Frozen ground called permafrost is now thawing rapidly as a result of global warming. When this happens it releases methane and carbon dioxide into the atmosphere, which then speeds up global warming, making all of this exponentially worse, as methane is about 30 times more potent than CO2 as a heat-trapping gas.. Permafrost also contains thousands of years of life, from the bodies of human beings who lived close to the poles to woolly mammoths who died thousands of years ago, all frozen at the moments they died, some with the viruses that killed them still inside them.

Scientists have been able to completely sequence the virus responsible for the 1918 influenza pandemic — which killed an estimated 50 million people worldwide — after finding it in bodies exhumed from a mass grave in an Alaskan village that had been devastated by the flu pandemic. The viruses held in these bodies were dead and didn’t pose a threat but there are worries other viruses could be released by permafrost thawing which could return to life and start to spread again.

In 2014 an ancient virus called Pithovirus sibericum was found in the Siberian permafrost and came back to life after it thawed. The virus had been held in the ground for over 30,000 years but luckily did not pose a threat to humans or animals. But this doesn’t mean permafrost thawing is free of deadly effects.

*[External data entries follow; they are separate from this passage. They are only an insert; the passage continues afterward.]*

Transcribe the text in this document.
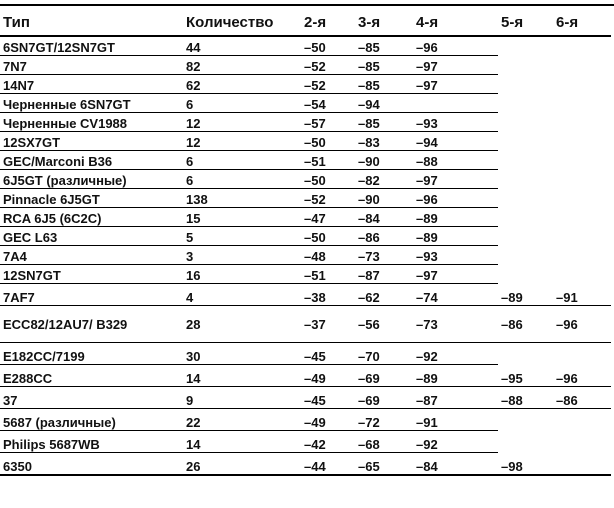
Тип	Количество	2-я	3-я	4-я	5-я	6-я
6SN7GT/12SN7GT	44	–50	–85	–96		
7N7	82	–52	–85	–97		
14N7	62	–52	–85	–97		
Черненные 6SN7GT	6	–54	–94			
Черненные CV1988	12	–57	–85	–93		
12SX7GT	12	–50	–83	–94		
GEC/Marconi B36	6	–51	–90	–88		
6J5GT (различные)	6	–50	–82	–97		
Pinnacle 6J5GT	138	–52	–90	–96		
RCA 6J5 (6C2C)	15	–47	–84	–89		
GEC L63	5	–50	–86	–89		
7A4	3	–48	–73	–93		
12SN7GT	16	–51	–87	–97		
7AF7	4	–38	–62	–74	–89	–91
ECC82/12AU7/ B329	28	–37	–56	–73	–86	–96
E182CC/7199	30	–45	–70	–92		
E288CC	14	–49	–69	–89	–95	–96
37	9	–45	–69	–87	–88	–86
5687 (различные)	22	–49	–72	–91		
Philips 5687WB	14	–42	–68	–92		
6350	26	–44	–65	–84	–98	
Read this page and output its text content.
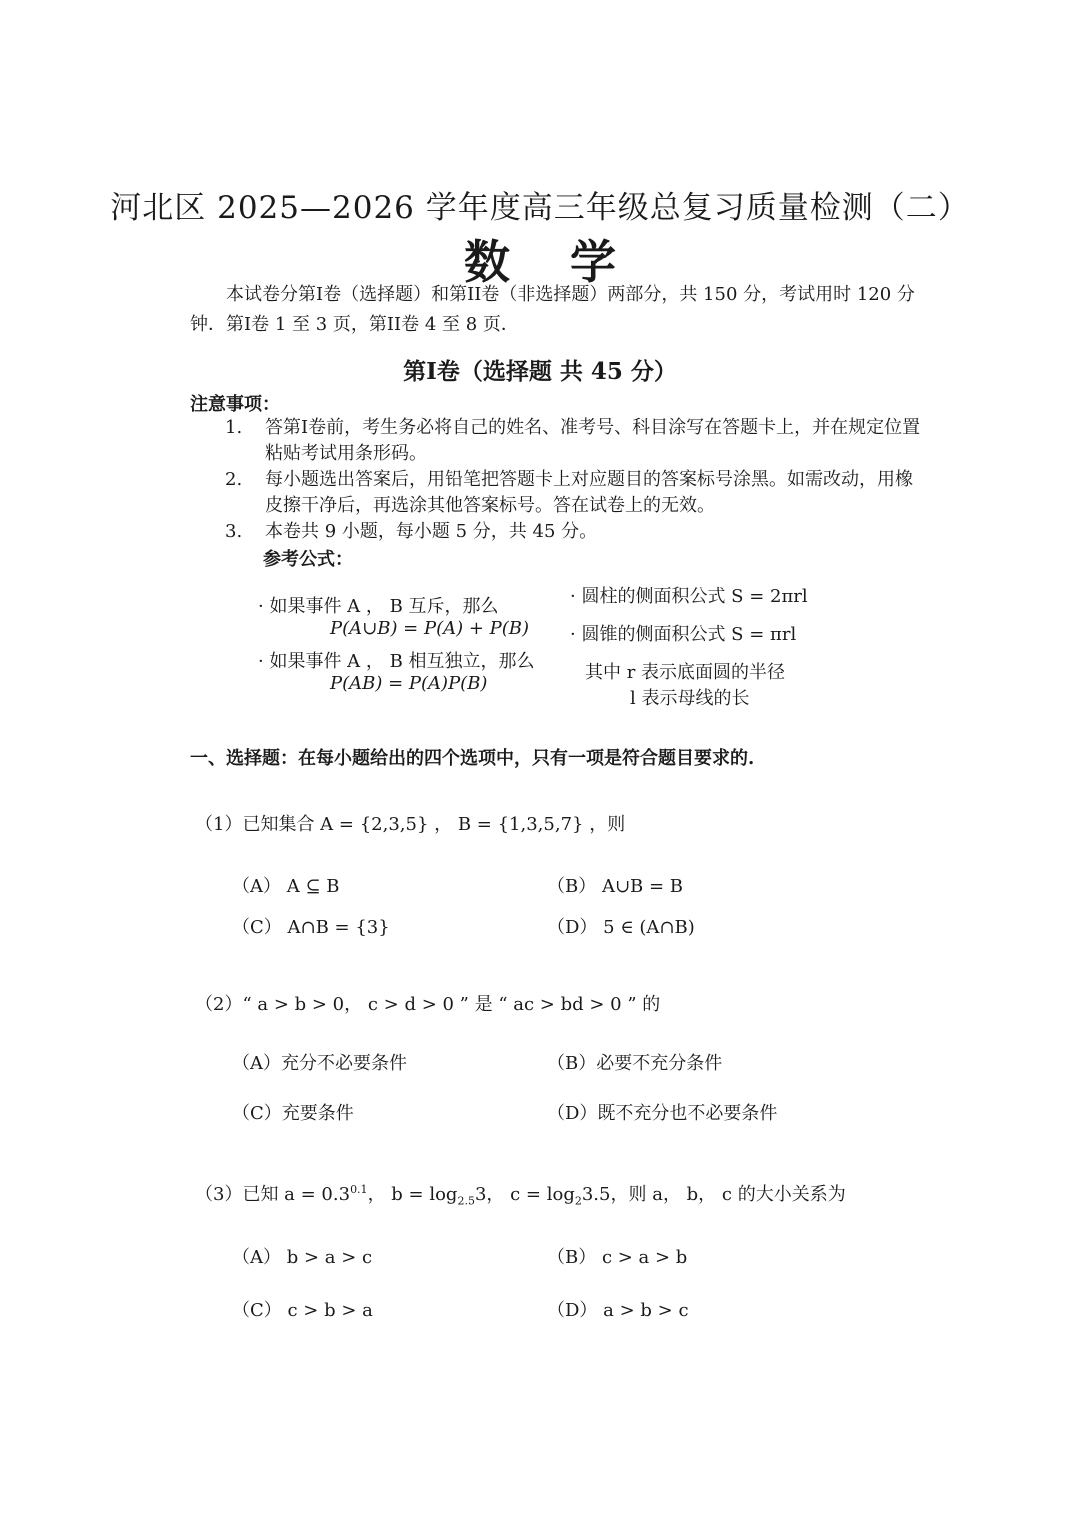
河北区 2025—2026 学年度高三年级总复习质量检测（二）
数学
本试卷分第I卷（选择题）和第II卷（非选择题）两部分，共 150 分，考试用时 120 分钟．第I卷 1 至 3 页，第II卷 4 至 8 页．
第I卷（选择题 共 45 分）
注意事项：
1. 答第I卷前，考生务必将自己的姓名、准考号、科目涂写在答题卡上，并在规定位置粘贴考试用条形码。
2. 每小题选出答案后，用铅笔把答题卡上对应题目的答案标号涂黑。如需改动，用橡皮擦干净后，再选涂其他答案标号。答在试卷上的无效。
3. 本卷共 9 小题，每小题 5 分，共 45 分。
参考公式：
· 如果事件 A ， B 互斥，那么
P(A∪B) = P(A) + P(B)
· 如果事件 A ， B 相互独立，那么
P(AB) = P(A)P(B)
· 圆柱的侧面积公式 S = 2πrl
· 圆锥的侧面积公式 S = πrl
其中 r 表示底面圆的半径
l 表示母线的长
一、选择题：在每小题给出的四个选项中，只有一项是符合题目要求的.
（1）已知集合 A = {2,3,5} ， B = {1,3,5,7} ，则
（A） A ⊆ B	（B） A∪B = B
（C） A∩B = {3}	（D） 5 ∈ (A∩B)
（2）“ a > b > 0， c > d > 0 ” 是 “ ac > bd > 0 ” 的
（A）充分不必要条件	（B）必要不充分条件
（C）充要条件	（D）既不充分也不必要条件
（3）已知 $a = 0.3^{0.1}$， $b = \log_{2.5}3$， $c = \log_23.5$，则 a， b， c 的大小关系为
（A） b > a > c	（B） c > a > b
（C） c > b > a	（D） a > b > c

Elsewhere in Russia, a 12-year-old boy was killed and at least 20 people were hospitalised in August 2016 after being infected by the deadly anthrax bacteria. It is believed they were infected after the carcass of a reindeer, killed by the bacteria, thawed after being trapped in permafrost for 75 years.

While thawing permafrost is a serious problem, we don’t really need to worry about that being the source of future pandemics, according to John Scott, head of sustainability risk for Zurich Insurance Group (Zurich). Scott told VICE: “I think the viruses and the impact of thawing permafrost on future pandemics isn't such a big risk. There are other risks which are much more important such as the zoonotic transfer of diseases, in other words, viruses transferring from animals to humans.” Some of the drivers which are increasing the risk of zoonotic transfers of diseases are the same things that are driving the loss of biodiversity.

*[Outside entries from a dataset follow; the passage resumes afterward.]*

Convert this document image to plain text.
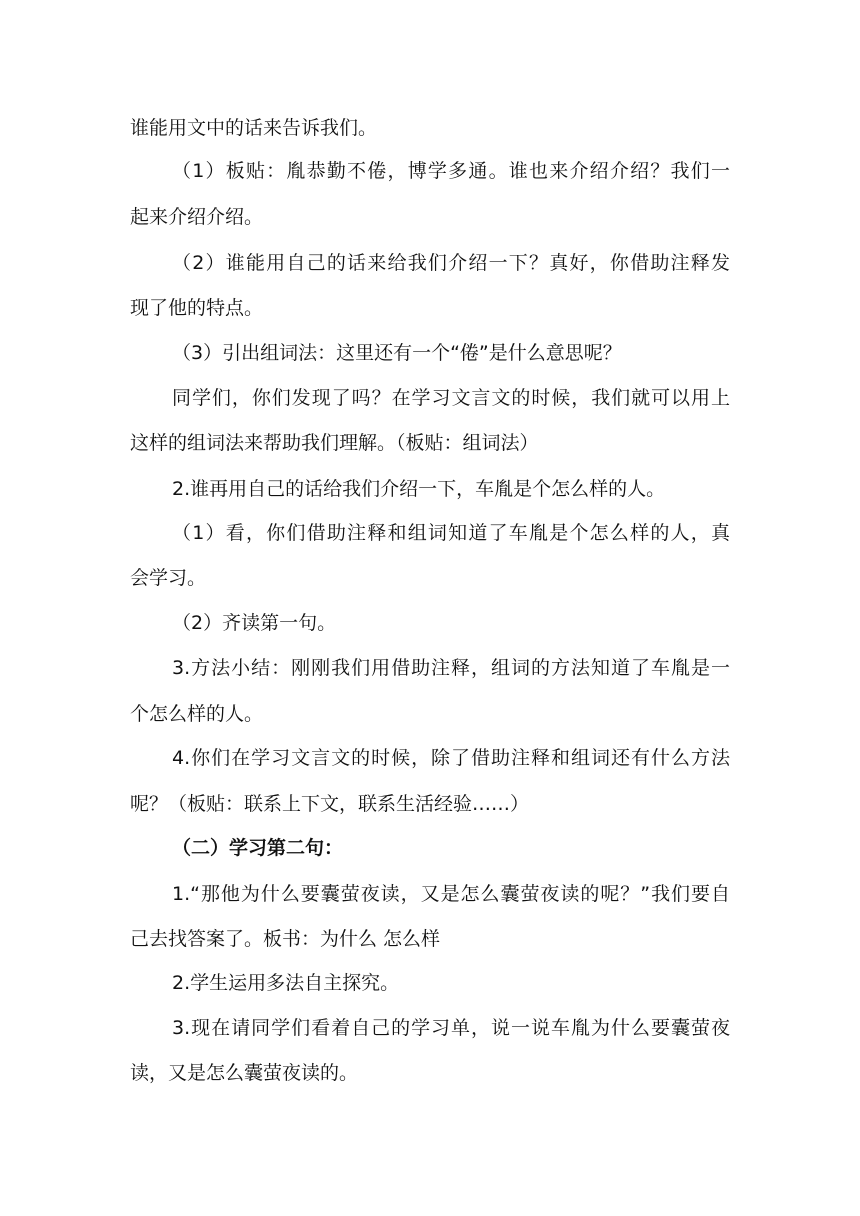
谁能用文中的话来告诉我们。
（1）板贴：胤恭勤不倦，博学多通。谁也来介绍介绍？我们一
起来介绍介绍。
（2）谁能用自己的话来给我们介绍一下？真好，你借助注释发
现了他的特点。
（3）引出组词法：这里还有一个“倦”是什么意思呢？
同学们，你们发现了吗？在学习文言文的时候，我们就可以用上
这样的组词法来帮助我们理解。（板贴：组词法）
2.谁再用自己的话给我们介绍一下，车胤是个怎么样的人。
（1）看，你们借助注释和组词知道了车胤是个怎么样的人，真
会学习。
（2）齐读第一句。
3.方法小结：刚刚我们用借助注释，组词的方法知道了车胤是一
个怎么样的人。
4.你们在学习文言文的时候，除了借助注释和组词还有什么方法
呢？（板贴：联系上下文，联系生活经验……）
（二）学习第二句：
1.“那他为什么要囊萤夜读，又是怎么囊萤夜读的呢？”我们要自
己去找答案了。板书：为什么 怎么样
2.学生运用多法自主探究。
3.现在请同学们看着自己的学习单，说一说车胤为什么要囊萤夜
读，又是怎么囊萤夜读的。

The destruction of wildlife habitats caused by deforestation and agricultural and urban expansion is bringing humans and animals closer together, increasing the risk of zoonotic diseases spreading to new hosts. Inger Andersen, executive director of the United Nations Environment Programme (UNEP), says: “Never before have so many opportunities existed for pathogens to pass from wild and domestic animals to people. Our erosion of wild spaces has brought us uncomfortably close to animals and plants that harbour diseases.”

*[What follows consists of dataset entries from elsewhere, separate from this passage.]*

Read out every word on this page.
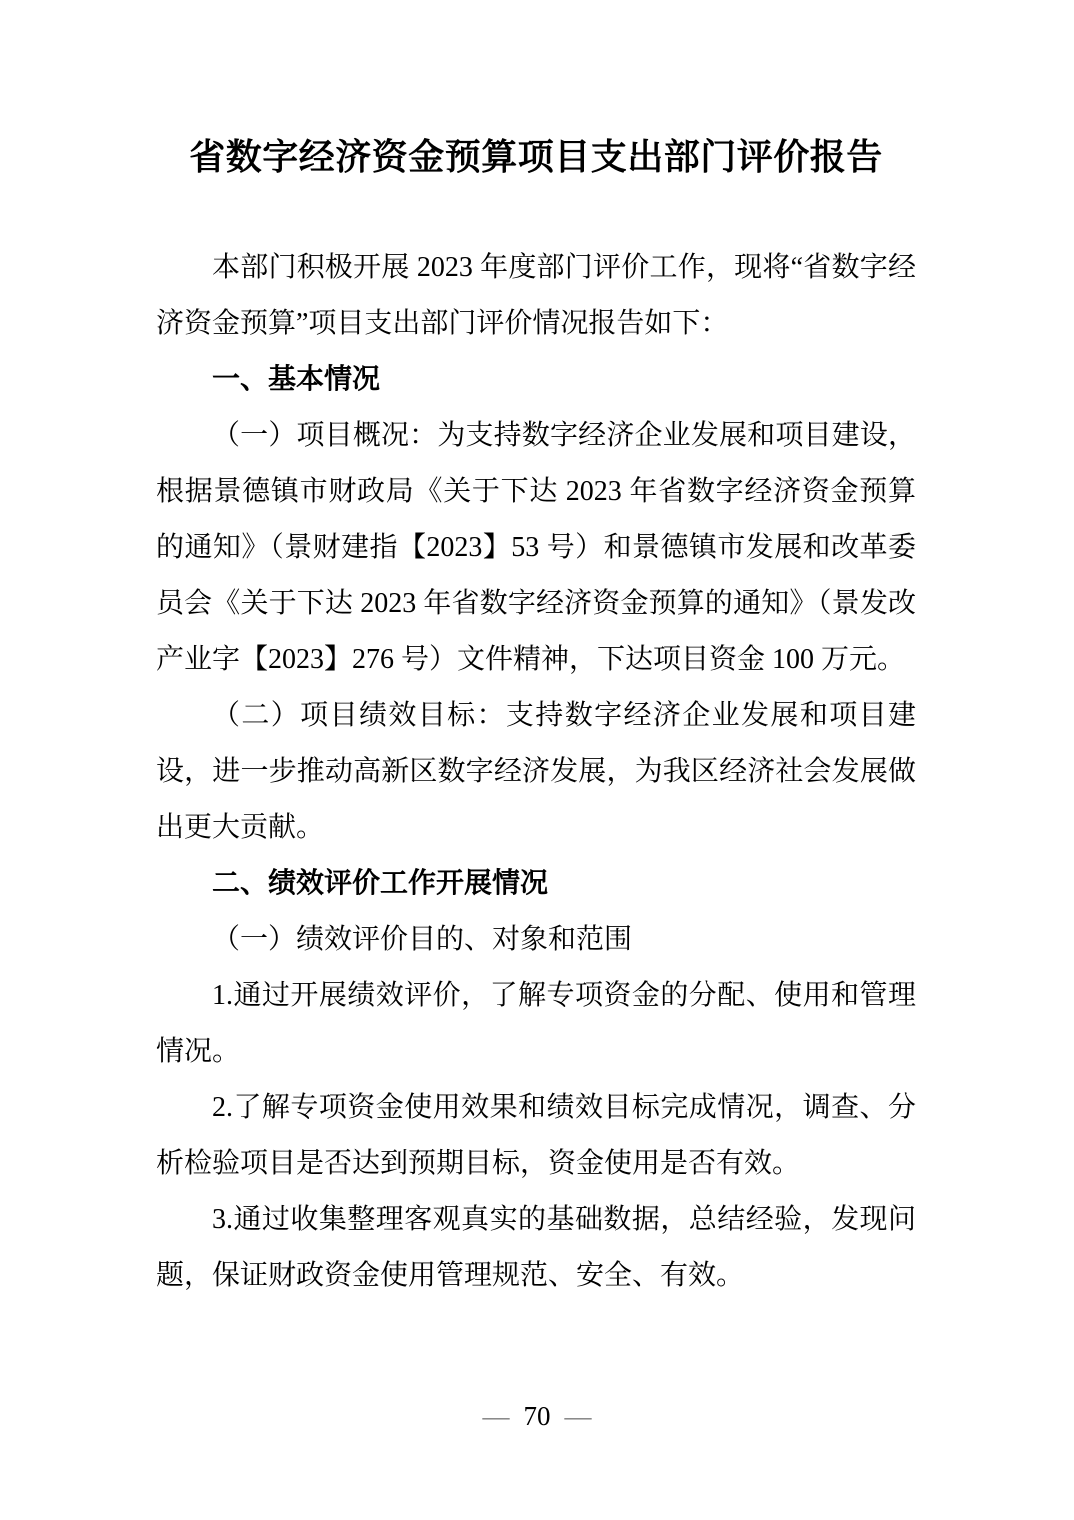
省数字经济资金预算项目支出部门评价报告

本部门积极开展 2023 年度部门评价工作，现将“省数字经济资金预算”项目支出部门评价情况报告如下：

一、基本情况

（一）项目概况：为支持数字经济企业发展和项目建设，根据景德镇市财政局《关于下达 2023 年省数字经济资金预算的通知》（景财建指【2023】53 号）和景德镇市发展和改革委员会《关于下达 2023 年省数字经济资金预算的通知》（景发改产业字【2023】276 号）文件精神，下达项目资金 100 万元。

（二）项目绩效目标：支持数字经济企业发展和项目建设，进一步推动高新区数字经济发展，为我区经济社会发展做出更大贡献。

二、绩效评价工作开展情况

（一）绩效评价目的、对象和范围

1.通过开展绩效评价，了解专项资金的分配、使用和管理情况。

2.了解专项资金使用效果和绩效目标完成情况，调查、分析检验项目是否达到预期目标，资金使用是否有效。

3.通过收集整理客观真实的基础数据，总结经验，发现问题，保证财政资金使用管理规范、安全、有效。

— 70 —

On average a new infectious disease emerges in humans every four months and 75% of these come from animals according to the UNEP’s Frontiers 2016 Report on Emerging Issues of Environment Concern. One of these was the coronavirus.

Declining biodiversity doesn’t just increase the risk of pandemics spreading, it also decreases our risk of containing them once they’ve started because of how much we rely on nature to produce medicines. Zurich’s Scott says: “The natural biosphere is actually the source of a lot of materials that may be natural medicines that we rely on and don't even think about and they’re deep in the supply chain of many pharmaceutical products. That's a bit of a surprise to people because they think all this stuff somehow magically appears from a factory and they don’t really think about where the raw materials come from.”

If humanity is going to limit the risk of future pandemics and infectious disease outbreaks, we need to be taking climate change and biodiversity loss seriously. Stopping permafrost from melting doesn’t just reduce the risk of an ancient virus being unleashed, the thawing is releasing methane which exacerbates climate change. The economic recovery from coronavirus can’t mean that we start to ignore the damage being caused to the planet.